Brooklyn Lager was perhaps One Woman's first malty love. I mean, *true* love. Of course, there's a lot to love about many, many beers. I love Green Flash Le Freak because it's a sexy masterwork of hoptasticness, or the Monk's Cafe Flemish Sour because it opened up whole new terrain of the sensorium. And can you really beat the delight of a fruity and potent Karmeliet Tripel poured to you directly by the brewery under a tent at the the beer festival in Brussells? But while Brooklyn Lager is a great beer in its own right--it has deliciously toasted malts and beautifully sculpted by understated foam, hops that smell like early summer grass--words fail to describe my love for this beer. As Uncle Roland used to say, "What is there to say about what one loves except I love it, and keep on saying it?" Brooklyn Lager is a beer with memories. The smell and the taste immediately awakens sensations of places, times, sounds, all swirled together into something magical and joyfully fizzy. That a trademark recipe, and the promise in the green, black, and yellow sign can bring you all this love is both wonderful and very frightening. Love complicates capitalism.
One Woman lived in the moment with this Brooklyn Lager with This One Guy, who brought home a happy six pack of these beers for a movie night at home. While watching Roman Polanski's China Town, the Brooklyn Lager accompanied us in rediscovering the joys of 1970s Hollywood orchestral re-imaginations of 1930s LA.

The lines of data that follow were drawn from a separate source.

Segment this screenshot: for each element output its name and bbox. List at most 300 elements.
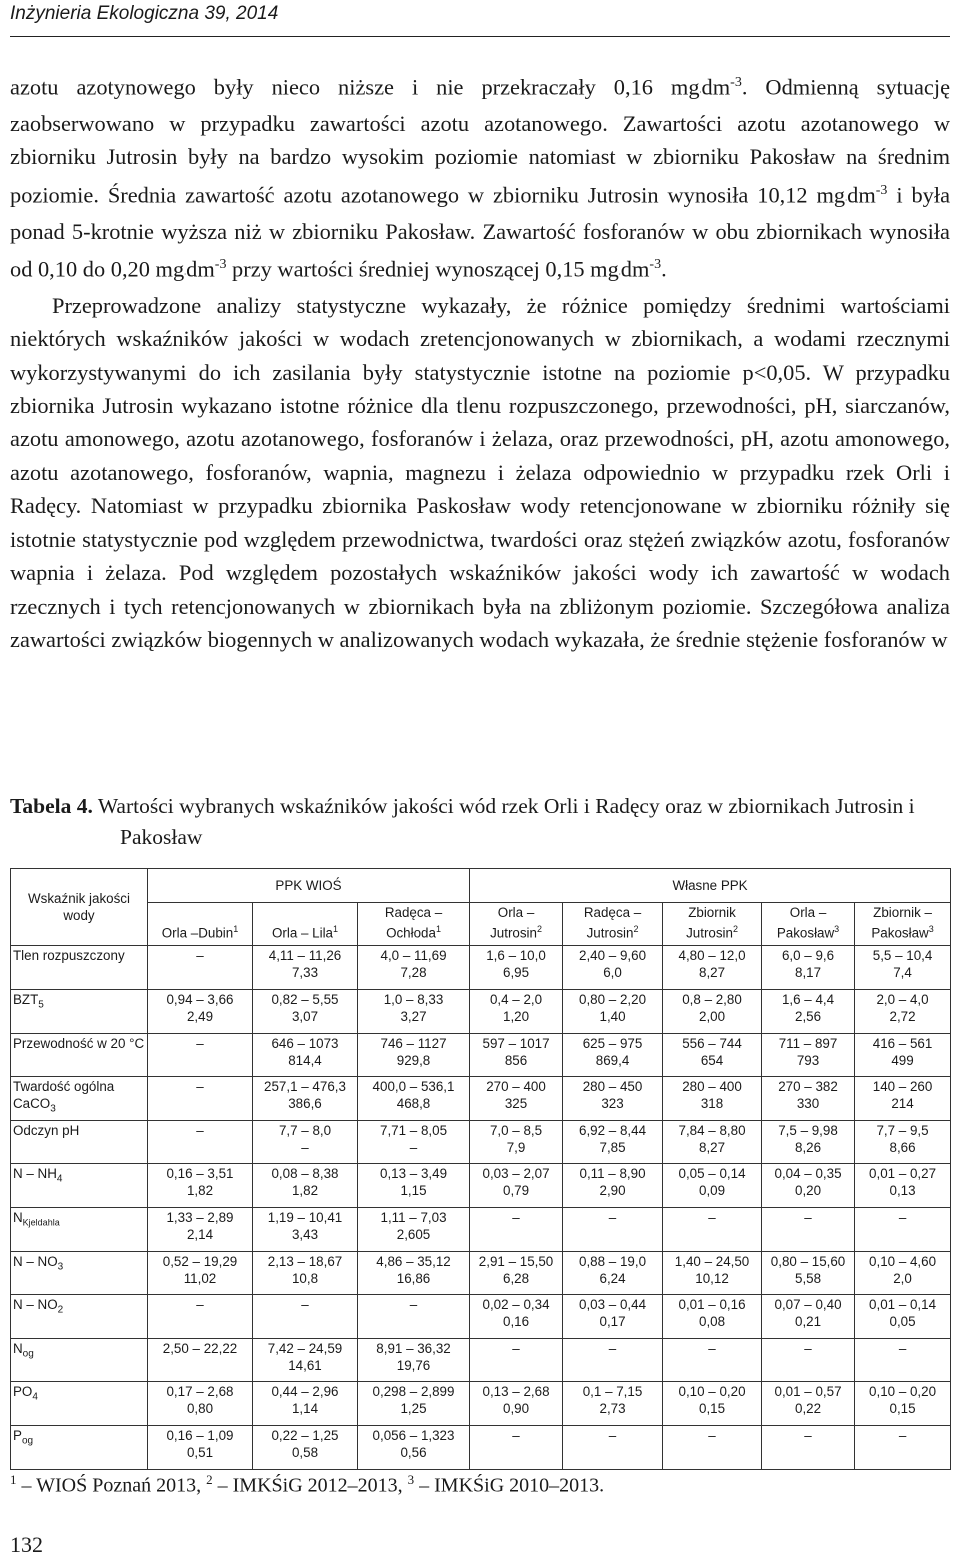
cell-mean: 0,80 <box>186 1401 214 1417</box>
data-table <box>10 868 951 1470</box>
table-cell <box>855 1033 951 1077</box>
cell-mean: 3,27 <box>400 1009 427 1025</box>
column-header-source: 3 <box>928 924 934 934</box>
column-header-label: Radęca – Jutrosin <box>583 905 642 941</box>
cell-mean: 2,72 <box>889 1009 916 1025</box>
column-header <box>253 903 358 946</box>
cell-range: 0,16 – 1,09 <box>166 1428 234 1443</box>
cell-range: 0,056 – 1,323 <box>372 1428 455 1443</box>
table-row <box>11 1338 951 1382</box>
table-cell <box>253 1164 358 1208</box>
cell-mean: 0,17 <box>599 1314 626 1330</box>
cell-range: – <box>804 1428 812 1443</box>
table-cell <box>358 1077 470 1121</box>
cell-range: – <box>608 1340 617 1356</box>
cell-range: 0,01 – 0,57 <box>774 1384 842 1400</box>
cell-range: 280 – 400 <box>682 1079 742 1095</box>
table-cell <box>563 1295 663 1339</box>
row-label <box>11 1382 148 1426</box>
cell-range: 1,0 – 8,33 <box>383 992 444 1008</box>
cell-range: 746 – 1127 <box>380 1035 447 1051</box>
cell-mean: – <box>301 1139 309 1155</box>
cell-mean: 2,14 <box>186 1227 214 1243</box>
cell-range: 7,7 – 9,5 <box>876 1122 929 1138</box>
table-cell <box>470 1426 563 1470</box>
cell-range: 4,11 – 11,26 <box>268 948 342 964</box>
table-cell <box>855 946 951 990</box>
cell-mean: 318 <box>700 1096 724 1112</box>
cell-mean: 14,61 <box>288 1357 322 1373</box>
cell-mean: 11,02 <box>183 1270 217 1286</box>
footnote-mark: 2 <box>206 1472 213 1487</box>
row-label <box>11 1251 148 1295</box>
cell-range: 6,92 – 8,44 <box>579 1122 647 1138</box>
table-cell <box>253 990 358 1034</box>
cell-range: 556 – 744 <box>682 1035 742 1051</box>
table-cell <box>358 990 470 1034</box>
table-cell <box>855 1251 951 1295</box>
row-label <box>11 1120 148 1164</box>
cell-mean: 1,82 <box>291 1183 319 1199</box>
cell-range: – <box>196 948 204 964</box>
table-cell <box>855 1382 951 1426</box>
table-cell <box>148 1120 253 1164</box>
table-cell <box>663 990 762 1034</box>
cell-range: 0,11 – 8,90 <box>579 1166 646 1182</box>
cell-mean: 16,86 <box>396 1270 431 1286</box>
cell-mean: 7,33 <box>291 965 319 981</box>
cell-range: 4,0 – 11,69 <box>380 948 447 964</box>
cell-range: – <box>196 1079 204 1095</box>
cell-range: 0,16 – 3,51 <box>166 1166 234 1182</box>
table-cell <box>148 1033 253 1077</box>
table-cell <box>148 1164 253 1208</box>
cell-mean: 10,8 <box>291 1270 319 1286</box>
table-cell <box>148 1338 253 1382</box>
superscript: -3 <box>649 256 662 272</box>
cell-mean: 0,56 <box>400 1445 427 1460</box>
cell-range: 0,44 – 2,96 <box>271 1384 339 1400</box>
table-cell <box>253 1426 358 1470</box>
corner-header: Wskaźnik jakości wody <box>11 869 148 946</box>
cell-range: 597 – 1017 <box>482 1035 550 1051</box>
table-cell <box>855 1208 951 1252</box>
cell-mean: 1,40 <box>599 1009 626 1025</box>
cell-range: – <box>608 1210 617 1226</box>
header-rule <box>10 36 950 37</box>
cell-mean: 0,79 <box>503 1183 530 1199</box>
table-cell <box>470 1033 563 1077</box>
table-cell <box>358 946 470 990</box>
row-label-text: N – NO <box>13 1253 58 1269</box>
cell-mean: 0,21 <box>795 1314 822 1330</box>
table-row <box>11 1426 951 1470</box>
cell-range: 2,91 – 15,50 <box>478 1253 554 1269</box>
cell-range: 0,08 – 8,38 <box>271 1166 339 1182</box>
row-label-text: P <box>13 1428 22 1443</box>
table-cell <box>563 1382 663 1426</box>
table-cell <box>358 1251 470 1295</box>
table-cell <box>358 1295 470 1339</box>
cell-mean: 0,13 <box>889 1183 916 1199</box>
column-header-source: 1 <box>435 924 441 934</box>
cell-range: 625 – 975 <box>582 1035 643 1051</box>
table-cell <box>663 1033 762 1077</box>
table-row <box>11 1295 951 1339</box>
cell-range: 1,6 – 10,0 <box>486 948 546 964</box>
cell-range: 2,50 – 22,22 <box>162 1340 238 1356</box>
cell-mean: 0,15 <box>699 1401 726 1417</box>
table-cell <box>762 1033 855 1077</box>
table-cell <box>855 1338 951 1382</box>
cell-mean: 325 <box>504 1096 528 1112</box>
footnote-mark: 3 <box>407 1472 415 1487</box>
cell-mean: 8,66 <box>889 1139 916 1155</box>
column-header-label: Orla – Jutrosin <box>490 905 537 941</box>
table-row <box>11 1164 951 1208</box>
table-cell <box>358 1338 470 1382</box>
cell-mean: 0,15 <box>889 1401 916 1417</box>
table-cell <box>253 946 358 990</box>
cell-range: 7,0 – 8,5 <box>489 1122 543 1138</box>
text-run: dm <box>620 256 650 282</box>
cell-mean: 7,4 <box>893 965 912 981</box>
table-cell <box>148 1295 253 1339</box>
table-cell <box>663 1120 762 1164</box>
table-cell <box>253 1033 358 1077</box>
row-label <box>11 1338 148 1382</box>
table-cell <box>762 1077 855 1121</box>
cell-mean: 654 <box>700 1052 724 1068</box>
cell-range: 0,88 – 19,0 <box>579 1253 647 1269</box>
table-cell <box>762 1382 855 1426</box>
text-run: . <box>661 256 667 282</box>
cell-mean: 1,25 <box>400 1401 427 1417</box>
row-label-subscript: Kjeldahla <box>22 1217 60 1228</box>
cell-range: – <box>196 1035 204 1051</box>
cell-mean: 330 <box>796 1096 820 1112</box>
cell-range: 1,6 – 4,4 <box>781 992 835 1008</box>
column-header <box>663 903 762 946</box>
cell-range: 270 – 382 <box>778 1079 838 1095</box>
table-cell <box>253 1077 358 1121</box>
superscript: -3 <box>730 75 742 90</box>
table-cell <box>148 1251 253 1295</box>
table-cell <box>855 1164 951 1208</box>
table-cell <box>358 1033 470 1077</box>
cell-range: 8,91 – 36,32 <box>376 1340 451 1356</box>
table-cell <box>663 1208 762 1252</box>
text-run: przy wartości średniej wynoszącej 0,15 mg <box>226 256 619 282</box>
cell-range: 0,4 – 2,0 <box>489 992 543 1008</box>
cell-range: 0,82 – 5,55 <box>271 992 339 1008</box>
row-label-text: PO <box>13 1384 33 1400</box>
cell-mean: 7,9 <box>506 1139 526 1155</box>
cell-range: 711 – 897 <box>778 1035 838 1051</box>
cell-mean: 6,28 <box>503 1270 530 1286</box>
footnote-text: – IMKŚiG 2012–2013, <box>212 1474 408 1497</box>
cell-mean: 6,24 <box>599 1270 626 1286</box>
table-row <box>11 1251 951 1295</box>
cell-range: – <box>512 1210 520 1226</box>
table-cell <box>470 1077 563 1121</box>
cell-range: 1,19 – 10,41 <box>267 1210 343 1226</box>
table-cell <box>762 1120 855 1164</box>
table-row <box>11 1208 951 1252</box>
cell-range: 7,7 – 8,0 <box>278 1122 332 1138</box>
table-cell <box>148 990 253 1034</box>
cell-mean: 0,09 <box>699 1183 726 1199</box>
cell-range: 0,10 – 4,60 <box>869 1253 937 1269</box>
cell-range: – <box>804 1340 812 1356</box>
table-cell <box>855 1295 951 1339</box>
table-cell <box>762 990 855 1034</box>
cell-mean: 8,27 <box>699 1139 726 1155</box>
cell-range: 0,10 – 0,20 <box>869 1384 937 1400</box>
caption-label: Tabela 4. <box>10 794 93 818</box>
cell-range: 2,13 – 18,67 <box>267 1253 343 1269</box>
cell-mean: 1,82 <box>186 1183 214 1199</box>
table-cell <box>563 1426 663 1470</box>
cell-range: 7,42 – 24,59 <box>267 1340 343 1356</box>
cell-range: 0,01 – 0,16 <box>678 1297 746 1313</box>
cell-range: – <box>512 1428 520 1443</box>
paragraph-1: azotu azotynowego były nieco niższe i nie przekraczały 0,16 $mg^.dm^{-3}$. Odmienną sytuację zaobserwowano w przypadku zawartości azotu azotanowego. Zawartości azotu azotanowego w zbiorniku Jutrosin były na bardzo wysokim poziomie natomiast w zbiorniku Pakosław na średnim poziomie. Średnia zawartość azotu azotanowego w zbiorniku Jutrosin wynosiła 10,12 $mg^.dm^{-3}$ i była ponad 5-krotnie wyższa niż w zbiorniku Pakosław. Zawartość fosforanów w obu zbiornikach wynosiła od 0,10 do 0,20 $mg^.dm^{-3}$ przy wartości średniej wynoszącej 0,15 $mg^.dm^{-3}$. <box>10 74 951 282</box>
cell-mean: 5,58 <box>795 1270 822 1286</box>
cell-mean: 7,85 <box>599 1139 626 1155</box>
cell-range: 0,01 – 0,27 <box>869 1166 937 1182</box>
row-label <box>11 1164 148 1208</box>
row-label-subscript: 3 <box>57 1261 64 1273</box>
table-cell <box>470 990 563 1034</box>
cell-range: 0,80 – 15,60 <box>770 1253 846 1269</box>
cell-mean: 2,90 <box>599 1183 626 1199</box>
cell-mean: 814,4 <box>288 1052 322 1068</box>
cell-mean: 3,43 <box>291 1227 319 1243</box>
cell-mean: 468,8 <box>396 1096 431 1112</box>
table-row <box>11 1077 951 1121</box>
cell-range: – <box>409 1297 418 1313</box>
column-header <box>762 903 855 946</box>
cell-range: 0,05 – 0,14 <box>678 1166 746 1182</box>
caption-text: Wartości wybranych wskaźników jakości wód rzek Orli i Radęcy oraz w zbiornikach Jutrosin i Pakosław <box>92 794 915 849</box>
cell-range: 0,22 – 1,25 <box>271 1428 339 1443</box>
cell-mean: 0,08 <box>699 1314 726 1330</box>
cell-mean: 929,8 <box>396 1052 431 1068</box>
cell-range: – <box>196 1122 204 1138</box>
column-header <box>563 903 663 946</box>
table-cell <box>855 1077 951 1121</box>
table-cell <box>253 1120 358 1164</box>
table-cell <box>148 1426 253 1470</box>
cell-mean: 499 <box>891 1052 914 1068</box>
table-cell <box>663 1382 762 1426</box>
row-label-subscript: 4 <box>32 1392 38 1404</box>
cell-range: 7,5 – 9,98 <box>778 1122 838 1138</box>
row-label-subscript: og <box>22 1348 34 1360</box>
table-cell <box>762 1338 855 1382</box>
table-cell <box>470 1382 563 1426</box>
column-header <box>148 903 253 946</box>
table-row <box>11 946 951 990</box>
footnote <box>10 1472 604 1498</box>
column-header-label: Orla – Lila <box>271 925 333 941</box>
row-label-text: Odczyn pH <box>13 1122 80 1138</box>
cell-range: 0,1 – 7,15 <box>582 1384 643 1400</box>
cell-mean: 0,05 <box>889 1314 916 1330</box>
row-label <box>11 990 148 1034</box>
column-header-source: 2 <box>732 924 738 934</box>
cell-mean: 6,0 <box>603 965 622 981</box>
row-label-text: N – NO <box>13 1297 58 1313</box>
table-cell <box>663 946 762 990</box>
group-header-ppk: PPK WIOŚ <box>148 869 470 903</box>
footnote-text: – WIOŚ Poznań 2013, <box>16 1474 207 1497</box>
cell-range: 0,10 – 0,20 <box>678 1384 746 1400</box>
cell-mean: 1,15 <box>400 1183 427 1199</box>
table-cell <box>148 1382 253 1426</box>
table-cell <box>762 1295 855 1339</box>
table-cell <box>663 1077 762 1121</box>
table-cell <box>855 1120 951 1164</box>
cell-range: 0,8 – 2,80 <box>682 992 742 1008</box>
cell-mean: 386,6 <box>288 1096 322 1112</box>
row-label-text: Tlen rozpuszczony <box>13 948 125 964</box>
cell-range: 6,0 – 9,6 <box>781 948 835 964</box>
cell-range: – <box>708 1340 716 1356</box>
cell-range: – <box>708 1428 716 1443</box>
table-cell <box>762 1164 855 1208</box>
column-header-label: Radęca – Ochłoda <box>384 905 443 941</box>
column-header <box>470 903 563 946</box>
table-cell <box>855 1426 951 1470</box>
cell-mean: 0,58 <box>291 1445 319 1460</box>
cell-range: 140 – 260 <box>872 1079 933 1095</box>
row-label-subscript: 3 <box>50 1103 56 1115</box>
table-cell <box>563 1120 663 1164</box>
table-cell <box>563 1164 663 1208</box>
row-label <box>11 946 148 990</box>
table-cell <box>358 1120 470 1164</box>
cell-range: 2,40 – 9,60 <box>579 948 647 964</box>
cell-range: 0,17 – 2,68 <box>166 1384 234 1400</box>
superscript: -3 <box>875 182 888 198</box>
cell-mean: 323 <box>601 1096 624 1112</box>
table-cell <box>563 946 663 990</box>
column-header-label: Orla – Pakosław <box>776 905 835 941</box>
table-row <box>11 1033 951 1077</box>
row-label-text: BZT <box>13 992 39 1008</box>
cell-mean: 869,4 <box>595 1052 630 1068</box>
row-label-text: N – NH <box>13 1166 57 1182</box>
footnote-text: – IMKŚiG 2010–2013. <box>414 1474 605 1497</box>
group-header-own: Własne PPK <box>470 869 951 903</box>
cell-mean: 793 <box>796 1052 820 1068</box>
row-label <box>11 1295 148 1339</box>
table-container <box>10 868 950 1468</box>
text-run: i była ponad 5-krotnie wyższa niż w zbiorniku Pakosław. Zawartość fosforanów w obu zbiornikach wynosiła od 0,10 do 0,20 mg <box>10 182 951 282</box>
cell-range: 1,40 – 24,50 <box>674 1253 750 1269</box>
cell-mean: 2,0 <box>893 1270 912 1286</box>
table-cell <box>470 1338 563 1382</box>
cell-range: 0,03 – 0,44 <box>579 1297 647 1313</box>
cell-mean: 8,26 <box>795 1139 822 1155</box>
cell-mean: 8,27 <box>699 965 726 981</box>
table-cell <box>470 946 563 990</box>
cell-mean: 2,00 <box>699 1009 726 1025</box>
table-cell <box>663 1338 762 1382</box>
cell-mean: 0,20 <box>795 1183 822 1199</box>
table-cell <box>663 1426 762 1470</box>
table-cell <box>470 1120 563 1164</box>
table-cell <box>253 1251 358 1295</box>
table-row <box>11 1382 951 1426</box>
cell-mean: 0,51 <box>186 1445 214 1460</box>
row-label-subscript: 5 <box>38 999 44 1011</box>
cell-mean: 1,20 <box>503 1009 530 1025</box>
cell-range: 7,84 – 8,80 <box>678 1122 746 1138</box>
table-cell <box>358 1208 470 1252</box>
cell-range: 0,13 – 3,49 <box>380 1166 448 1182</box>
cell-mean: 1,14 <box>291 1401 319 1417</box>
column-header-source: 3 <box>834 924 840 934</box>
cell-range: – <box>804 1210 812 1226</box>
cell-range: 2,0 – 4,0 <box>876 992 929 1008</box>
cell-mean: 2,56 <box>795 1009 822 1025</box>
table-cell <box>470 1251 563 1295</box>
row-label-subscript: 2 <box>57 1304 64 1316</box>
table-cell <box>762 1251 855 1295</box>
table-cell <box>663 1295 762 1339</box>
cell-range: 0,298 – 2,899 <box>372 1384 455 1400</box>
cell-mean: 8,17 <box>795 965 822 981</box>
cell-range: 400,0 – 536,1 <box>372 1079 455 1095</box>
table-cell <box>148 946 253 990</box>
table-cell <box>563 1033 663 1077</box>
table-cell <box>253 1382 358 1426</box>
column-header <box>855 903 951 946</box>
cell-range: – <box>898 1428 907 1443</box>
text-run: dm <box>847 182 876 208</box>
cell-range: – <box>301 1297 309 1313</box>
running-head: Inżynieria Ekologiczna 39, 2014 <box>10 3 279 24</box>
table-cell <box>663 1251 762 1295</box>
table-cell <box>470 1208 563 1252</box>
cell-range: 7,71 – 8,05 <box>380 1122 448 1138</box>
cell-mean: 214 <box>891 1096 914 1112</box>
cell-mean: 2,73 <box>599 1401 626 1417</box>
cell-range: 0,02 – 0,34 <box>482 1297 550 1313</box>
cell-range: 0,03 – 2,07 <box>482 1166 550 1182</box>
table-cell <box>762 1426 855 1470</box>
table-cell <box>563 1251 663 1295</box>
cell-range: – <box>512 1340 520 1356</box>
table-cell <box>148 1077 253 1121</box>
text-run: . Odmienną sytuację zaobserwowano w przypadku zawartości azotu azotanowego. Zawartości azotu azotanowego w zbiorniku Jutrosin były na bardzo wysokim poziomie natomiast w zbiorniku Pakosław na średnim poziomie. Średnia zawartość azotu azotanowego w zbiorniku Jutrosin wynosiła 10,12 mg <box>10 74 951 208</box>
cell-mean: 2,605 <box>396 1227 431 1243</box>
cell-mean: 2,49 <box>186 1009 214 1025</box>
table-row <box>11 1120 951 1164</box>
cell-range: 1,11 – 7,03 <box>380 1210 447 1226</box>
cell-range: – <box>898 1340 907 1356</box>
table-cell <box>563 1077 663 1121</box>
row-label <box>11 1077 148 1121</box>
table-cell <box>563 990 663 1034</box>
superscript: -3 <box>214 256 227 272</box>
cell-range: 0,04 – 0,35 <box>774 1166 842 1182</box>
cell-range: 1,33 – 2,89 <box>166 1210 234 1226</box>
cell-range: 0,94 – 3,66 <box>166 992 234 1008</box>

"Hold it there, kitty-cat!"
Nothing stands between me and my Brooklyn, except Roman Polanski
Musical Pairing of the moment: "Feels so Good," by Chuck Mangione, fluegelhorn player and composer, born and bred in New York State (click on the link to listen). "Feels so Good" is a 1970s classic that sent Chuck soaring up the charts in 1977. It's got all the outward markers of smooth jazz, but with tight arrangements and real chops in the background--although that's sugar coated too. But don't be fooled by prejudice. Smooth jazz, just like any genre of music you're able to purchase, market buy tickets to see, share videos of, whatever, is bound up in a complex relationship of love, repulsion, and money. But anyway, it feels so good, and sounds so good. This is lounge jazz at its best, even though he's left out of most written accounts of jazz history. This song is dedicated to This One Guy, with love.